Filed DM-15181: Trivial SkyWcs differences prevent CModel from running.

price · July 21, 2018, 9:32pm

@jcoupon, would you mind also printing for me:

refWcs.linearizeSkyToPixel(refRecord.getCoord(), lsst.afw.geom.arcseconds).getMatrix()
exposure.getWcs().linearizeSkyToPixel(refRecord.getCoord(), lsst.afw.geom.arcseconds).getMatrix()

(You’ll have to import lsst.afw.geom.)

jcoupon · July 21, 2018, 9:40pm

[[ -5.95240244e+00   8.42355644e-04   7.83062774e+05]
 [  8.28432580e-04   5.95240244e+00   1.29463302e+05]
 [  0.00000000e+00   0.00000000e+00   1.00000000e+00]]
[[ -5.95240244e+00   8.42355644e-04   7.83062774e+05]
 [  8.28432682e-04   5.95240244e+00   1.29463302e+05]
 [  0.00000000e+00   0.00000000e+00   1.00000000e+00]]

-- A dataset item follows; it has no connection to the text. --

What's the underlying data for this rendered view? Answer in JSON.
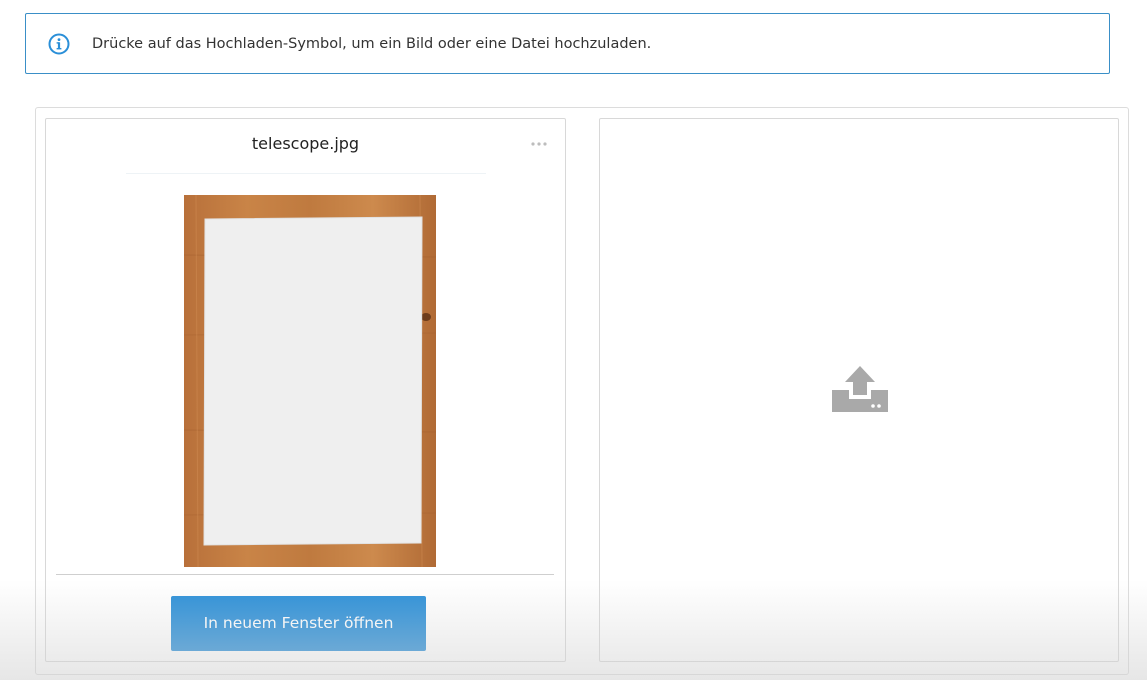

mardom · October 5, 2021, 8:09pm

Hi, I also found this problem recently trying to do forced photometry on actual HSC data. Unfortunately, I can’t figure what the recommended solution for these WCS differences is.

price · October 6, 2021, 2:47pm

Using which version?

mardom · October 6, 2021, 3:07pm

I’m using a Docker version of hscpipe 7.9.1, which seems to be based on lsst-scipipe-4d7b902

price · October 6, 2021, 3:19pm

Could you please try hscPipe 8.5.3, which is the latest release?

price · October 6, 2021, 3:39pm

Actually, I’m not sure upgrading will solve the problem. It looks like this never got fixed (DM-15181 and DM-28880 are both listed as “To Do”).

DM-15181 suggests the issue might be caused by generating the skyMap on one machine and using it on another (e.g., MacOS vs Linux). If that’s the case here, you could work around the problem by sticking to a single machine.

mardom · October 31, 2021, 11:27am

Thank you, Paul! It works like a charm. Excellent work with the multyBandDriver.py. I’m checking now the photometry, but it seems the bug is not present on this version.